Des théoriciens et des expérimentateurs
Parmi les astrophysiciens, on peut distinguer deux catégories de chercheurs, qui, sans être parfaitement distinctes, présentent des différences importantes dont les conséquences apparaissent clairement dans la controverse autour des FRBs.
Il y a tout d’abord les expérimentateurs. Ce sont ceux qui s’intéressent principalement à la réception et la découverte de signaux. Ils manipulent les instruments de mesure et d’observation mis à leur disposition, comme les télescope par exemple. Ils élaborent des méthodes de traitement de données pour analyser les signaux reçus. Leur rôle dans l’étude d’un phénomène rare comme les FRBs est crucial, car ce sont eux qui détectent les FRBs et extraient les données physiques caractéristiques à étudier. Ils participent aussi à l’élaboration de nouvelles techniques de détection
Ensuite, il y a les théoriciens. Ils utilisent comme matériau de base les données fournies par les expérimentateurs. Avec cela, ils proposent des hypothèses plus ou moins complexes pouvant expliquer l’origine d’un phénomène, ou imaginant ses conséquences, ou encore nous renseignant plus généralement sur l’Univers.
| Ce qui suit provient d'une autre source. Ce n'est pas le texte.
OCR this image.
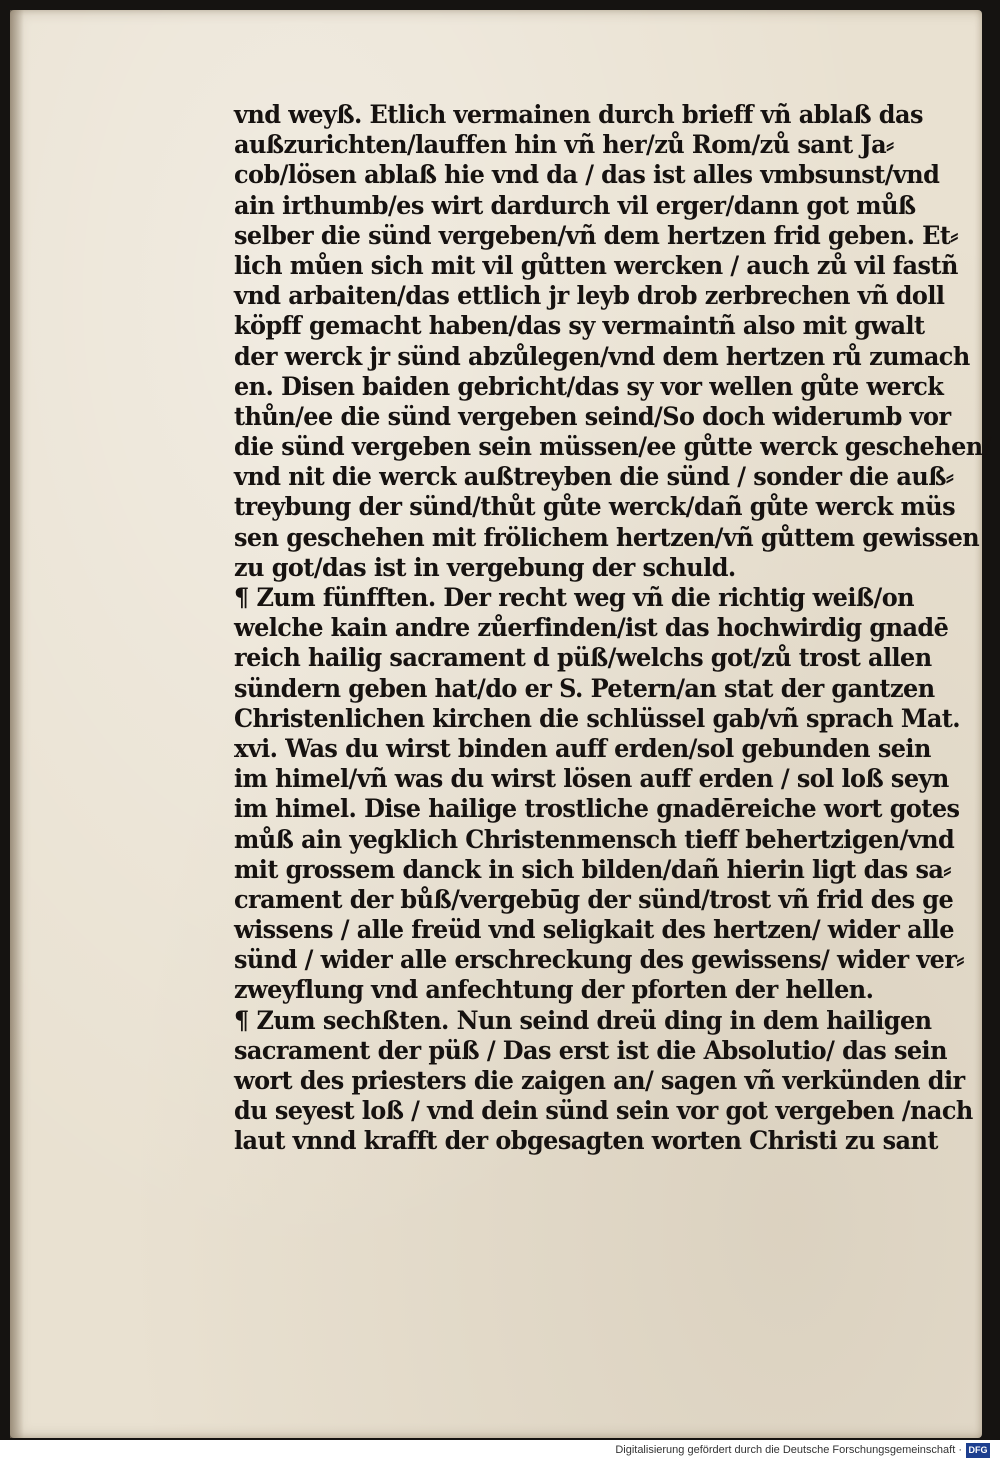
vnd weyß. Etlich vermainen durch brieff vñ ablaß das
außzurichten/lauffen hin vñ her/zů Rom/zů sant Ja⸗
cob/lösen ablaß hie vnd da / das ist alles vmbsunst/vnd
ain irthumb/es wirt dardurch vil erger/dann got můß
selber die sünd vergeben/vñ dem hertzen frid geben. Et⸗
lich můen sich mit vil gůtten wercken / auch zů vil fastñ
vnd arbaiten/das ettlich jr leyb drob zerbrechen vñ doll
köpff gemacht haben/das sy vermaintñ also mit gwalt
der werck jr sünd abzůlegen/vnd dem hertzen rů zumach
en. Disen baiden gebricht/das sy vor wellen gůte werck
thůn/ee die sünd vergeben seind/So doch widerumb vor
die sünd vergeben sein müssen/ee gůtte werck geschehen/
vnd nit die werck außtreyben die sünd / sonder die auß⸗
treybung der sünd/thůt gůte werck/dañ gůte werck müs
sen geschehen mit frölichem hertzen/vñ gůttem gewissen
zu got/das ist in vergebung der schuld.
¶ Zum fünfften. Der recht weg vñ die richtig weiß/on
welche kain andre zůerfinden/ist das hochwirdig gnadē
reich hailig sacrament d püß/welchs got/zů trost allen
sündern geben hat/do er S. Petern/an stat der gantzen
Christenlichen kirchen die schlüssel gab/vñ sprach Mat.
xvi. Was du wirst binden auff erden/sol gebunden sein
im himel/vñ was du wirst lösen auff erden / sol loß seyn
im himel. Dise hailige trostliche gnadēreiche wort gotes
můß ain yegklich Christenmensch tieff behertzigen/vnd
mit grossem danck in sich bilden/dañ hierin ligt das sa⸗
crament der bůß/vergebūg der sünd/trost vñ frid des ge
wissens / alle freüd vnd seligkait des hertzen/ wider alle
sünd / wider alle erschreckung des gewissens/ wider ver⸗
zweyflung vnd anfechtung der pforten der hellen.
¶ Zum sechßten. Nun seind dreü ding in dem hailigen
sacrament der püß / Das erst ist die Absolutio/ das sein
wort des priesters die zaigen an/ sagen vñ verkünden dir
du seyest loß / vnd dein sünd sein vor got vergeben /nach
laut vnnd krafft der obgesagten worten Christi zu sant
Digitalisierung gefördert durch die Deutsche Forschungsgemeinschaft · DFG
Dans le cadre des FRBs, nous sommes plutôt en présence d’expérimentateurs. Ce sont eux qui ont permis les premières découvertes, et qui traquent toujours les FRBs pour avoir toujours plus de données. Lorimer et Cognard sont dans ce cas. Mais être expérimentateur ne signifie pas pour autant que l’on ne peut pas proposer ses propres modèles ou hypothèses. Ainsi, l’expérimentateur se fait théoricien, et dans l’étude des FRBs, ce phénomène se révèle assez fréquent : c’est ce que font Keane et Petroff par exemple. Pour autant, il y a aussi des théoriciens de métier qui se penchent également sur les FRBs, et qui ont produit certaines des hypothèses très élaborées sur le sujet. C’est le cas entre autres de Gao, Zhang, Zarka et Mottez.
Coopération
L’étude des FRBs est à la fois une course et une collaboration, un élan enivrant et un saut dans l’inconnu : les sursauts rapides forment désormais un sujet effervescent, complexe et passionnant. On peut tout d’abord parler d’une course puisque l’un des objectifs principaux des scientifiques est de déterminer l’origine des FRBs. Tous avancent donc leurs hypothèses et espèrent que celle-ci sera la bonne, celle qui permettra définitivement d’éclaircir le mystère des FRBs, et sera donc associée à leur nom. Cependant, cette course ne se fait jamais seul. La coopération est un élément crucial du travail de la communauté scientifique, d’autant que l’un des seuls moyens d’avancer est de recueillir toujours plus de données et d’observations, qui ne peuvent être réalisées que par un nombre très restreint de télescopes dans le monde (voir partie sur les équipements).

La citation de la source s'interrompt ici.